Non-specific low back pain is common, recurrent, and associated with substantial disability and health care use. In people with persistent symptoms, myofascial trigger points (MTrPs) are frequently identified and may contribute to heightened local pain sensitivity, restricted movement, and altered muscle recruitment patterns. In parallel, impaired kinetic-chain function and deficits in neuromuscular control are widely considered clinically relevant in nonspecific low back pain. From a myofascial perspective, regional symptoms may be influenced by force transmission and coordination across interconnected tissues and muscles within myofascial chains, particularly those spanning the trunk and lower extremity.

This trial is grounded in a combined framework that integrates (1) a local, noninvasive manual approach targeting MTrP-related pain sensitivity and mechanical irritability and (2) a function-oriented, myofascial chain-based exercise approach designed to address movement dysfunction and chain-level performance. The exercise program applies a functional classification model distinguishing stabilizer and mobilizer muscle roles. Stabilizer dysfunction is addressed through low-load inner-range holding strategies aimed at improving segmental control and endurance, whereas mobilizer dysfunction is addressed through sustained stretching strategies aimed at improving available range and reducing compensatory movement patterns. The central hypothesis is that combining these two approaches may provide complementary benefits by first reducing local pain sensitivity and then consolidating gains through task-relevant neuromuscular retraining and chain-based loading.

This study is an assessor-blinded, three-arm randomized controlled trial. Adults with nonspecific low back pain will be randomized to receive either (1) MTrP manual compression, (2) myofascial chain-based specific exercise, or (3) a combined intervention. Interventions will be delivered by trained physical therapists using standardized, protocol-driven procedures, twice weekly over four weeks. The protocol includes decision rules intended to standardize session content while allowing limited adjustment to individual presentation (e.g., selection of the most clinically relevant trigger point per target muscle and tailoring of exercise progression based on movement quality and compensations).

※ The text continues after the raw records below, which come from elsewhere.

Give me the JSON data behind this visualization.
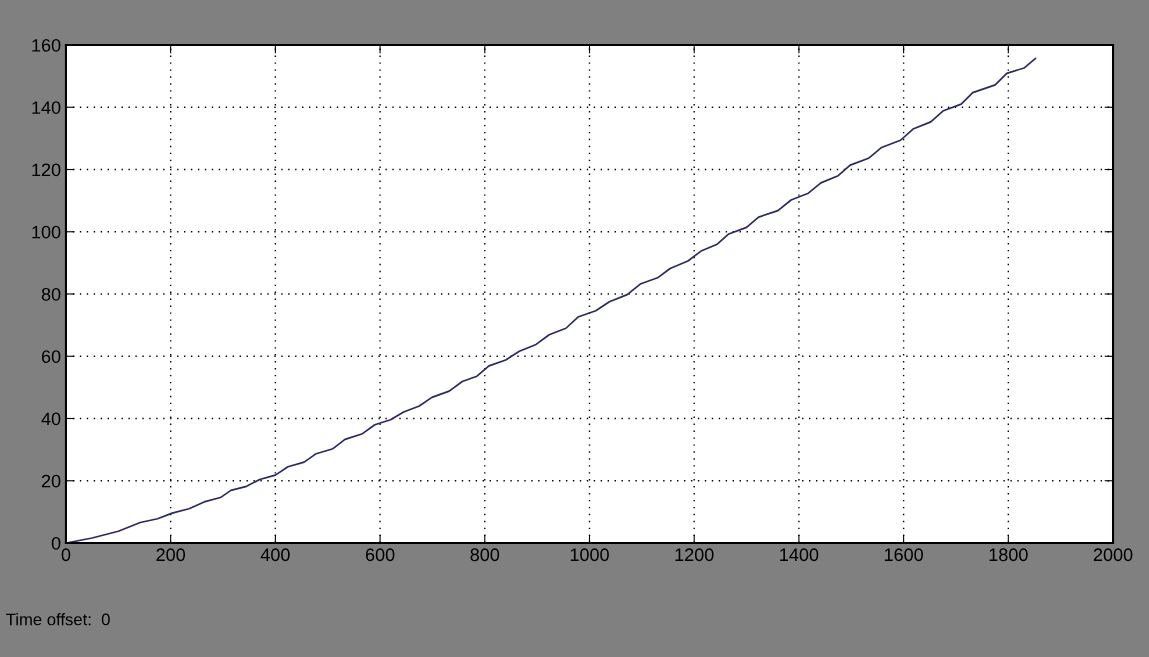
{
  "chart_data": {
    "type": "line",
    "xlim": [
      0,
      2000
    ],
    "ylim": [
      0,
      160
    ],
    "xticks": [
      0,
      200,
      400,
      600,
      800,
      1000,
      1200,
      1400,
      1600,
      1800,
      2000
    ],
    "yticks": [
      0,
      20,
      40,
      60,
      80,
      100,
      120,
      140,
      160
    ],
    "grid": true,
    "annotations": [
      "Time offset:  0"
    ],
    "series": [
      {
        "color": "#2a2a60",
        "x": [
          0,
          50,
          100,
          142,
          175,
          203,
          235,
          264,
          295,
          315,
          345,
          370,
          400,
          424,
          455,
          478,
          510,
          533,
          565,
          590,
          620,
          645,
          675,
          699,
          732,
          757,
          785,
          808,
          840,
          866,
          898,
          923,
          955,
          978,
          1012,
          1038,
          1072,
          1097,
          1130,
          1154,
          1188,
          1213,
          1244,
          1266,
          1300,
          1323,
          1360,
          1385,
          1418,
          1442,
          1475,
          1498,
          1533,
          1558,
          1594,
          1618,
          1652,
          1676,
          1710,
          1732,
          1775,
          1797,
          1830,
          1852
        ],
        "values": [
          0,
          1.6,
          3.8,
          6.6,
          7.8,
          9.6,
          11.0,
          13.2,
          14.6,
          16.9,
          18.2,
          20.4,
          21.8,
          24.5,
          26.0,
          28.7,
          30.3,
          33.3,
          35.0,
          38.0,
          39.6,
          42.1,
          44.0,
          46.8,
          48.8,
          51.9,
          53.6,
          56.9,
          58.8,
          61.6,
          63.8,
          66.9,
          69.0,
          72.6,
          74.6,
          77.5,
          79.8,
          83.2,
          85.2,
          88.2,
          90.6,
          93.8,
          96.0,
          99.3,
          101.4,
          104.7,
          106.8,
          110.2,
          112.4,
          115.7,
          118.0,
          121.4,
          123.6,
          127.1,
          129.4,
          133.0,
          135.3,
          138.9,
          141.0,
          144.7,
          147.2,
          150.9,
          152.6,
          155.7
        ]
      }
    ]
  }
}
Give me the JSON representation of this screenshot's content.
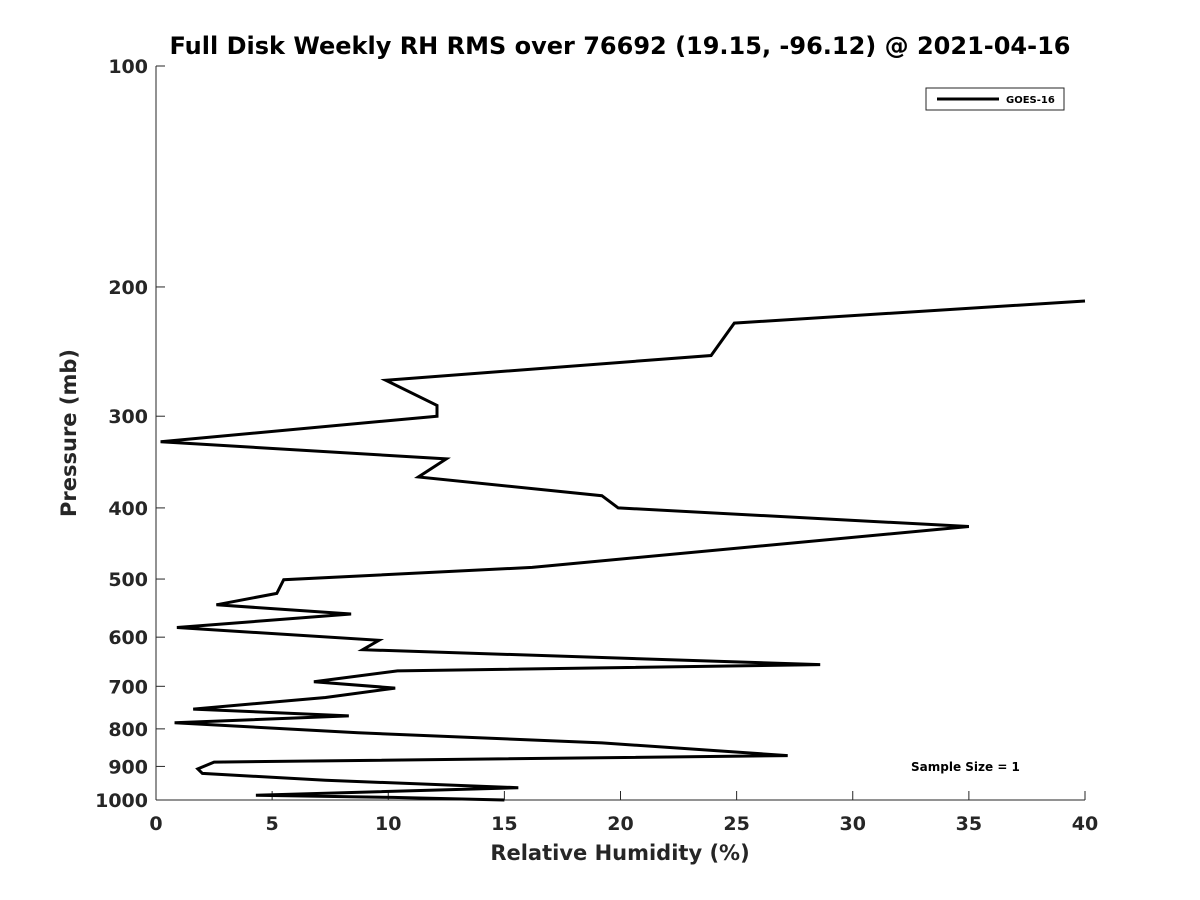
{
  "chart_data": {
    "type": "line",
    "title": "Full Disk Weekly RH RMS over 76692 (19.15, -96.12) @ 2021-04-16",
    "xlabel": "Relative Humidity (%)",
    "ylabel": "Pressure (mb)",
    "xlim": [
      0,
      40
    ],
    "ylim": [
      100,
      1000
    ],
    "y_scale": "log",
    "y_reversed": true,
    "x_ticks": [
      0,
      5,
      10,
      15,
      20,
      25,
      30,
      35,
      40
    ],
    "y_ticks": [
      100,
      200,
      300,
      400,
      500,
      600,
      700,
      800,
      900,
      1000
    ],
    "grid": false,
    "legend": {
      "placement": "top-right",
      "entries": [
        "GOES-16"
      ]
    },
    "annotation": "Sample Size = 1",
    "series": [
      {
        "name": "GOES-16",
        "color": "#000000",
        "x": [
          40.0,
          24.9,
          23.9,
          9.9,
          12.1,
          12.1,
          0.2,
          12.5,
          11.3,
          19.2,
          19.9,
          35.0,
          16.2,
          5.5,
          5.2,
          2.6,
          8.4,
          0.9,
          9.6,
          8.9,
          28.6,
          10.4,
          6.8,
          10.3,
          7.3,
          1.6,
          8.3,
          0.8,
          8.7,
          19.2,
          27.2,
          2.5,
          1.8,
          2.0,
          7.3,
          15.6,
          4.3,
          10.2,
          15.0
        ],
        "y": [
          209,
          224,
          248,
          268,
          290,
          300,
          325,
          343,
          363,
          385,
          400,
          424,
          482,
          501,
          523,
          542,
          558,
          582,
          606,
          624,
          654,
          667,
          690,
          704,
          725,
          752,
          768,
          785,
          810,
          836,
          870,
          888,
          907,
          920,
          940,
          962,
          985,
          992,
          1000
        ]
      }
    ]
  }
}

To evaluate both immediate and overall intervention effects, assessments will be conducted at three time points: prior to the first treatment session (baseline), immediately after the first session (immediate response), and after completion of the final treatment session (post-intervention). The outcomes are selected to reflect pain sensitivity, function and disability, and mechanistic/functional domains relevant to the study framework (e.g., chain-level performance, neuromuscular function, and lumbar movement capacity). Home program adherence will be monitored with participant logs for exercise-containing groups, supporting interpretation of treatment response in relation to dosage and compliance.

Treatment fidelity will be supported through therapist training, use of standardized procedures, and documentation of session content and dosage. Safety monitoring will be conducted throughout the intervention period. Because all interventions are noninvasive and commonly used in physical therapy practice, major adverse events are not expected; however, any discomfort, symptom exacerbation, or other adverse responses will be recorded and managed according to the protocol.